Approximately 1500 childcare providers responded to a survey on the 30-hours offer in March, with 49% saying that there was a risk that they could close as result, and a further 1% already planning on closing.
Additional figures showed that 50% are not confident they have the capacity to meet demand for places under the offer, while 48% think it will cause them to reduce the number of places they offer to other age groups.
Neil Leitch, chief executive at the Alliance, called these figures a stark warning of what could happen if the government goes ahead with this “underfunded, under-resourced free entitlement offer”.
“While we welcome plans to increase average early years funding rates as an important first step, independent research has shown that, with continued cost pressures, including the introduction of the ‘national living wage’, this will still leave a significant funding gap. Given that the move to 30 hours means that most providers will no longer be able to cross-subsidise in order to plug this gap, it’s no surprise that so many are fearing for their future,” he said.
“The Department for Education seems to be working on the assumption that the sector will simply fall in line and roll out the offer, whether or not the funding is there to support it – but it cannot expect early years providers to put the sustainability of their businesses at risk to fulfil a manifesto promise that they didn’t make and that wasn’t properly thought through in the first place.”

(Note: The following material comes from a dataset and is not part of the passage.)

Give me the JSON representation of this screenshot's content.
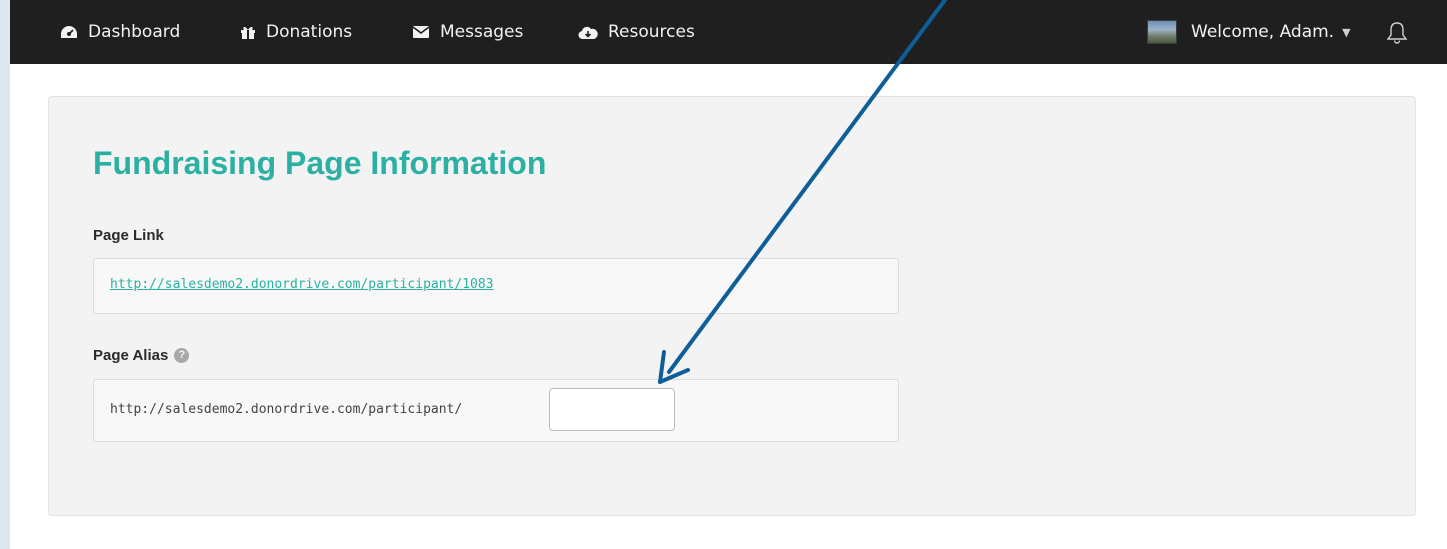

98% of respondents said that they already offer the existing 15-hours offer, but only 30% said that they are definitely planning to offer the new 30-hours scheme.
The National Audit Office also published a report on the 30-hours offer in March which warned that local authorities were likely to find it difficult to provide enough places under the new scheme.
“We are quickly getting to a point where more and more providers are saying enough is enough,” Neil added.
“The government has chosen to turn a blind eye to concerns over whether the sector has the capacity to deliver the offer, but the fact is, those extra places have to come from somewhere. Many of those providers who are able to roll out the extended offer will have no choice but to reduce the number of places for other age groups.”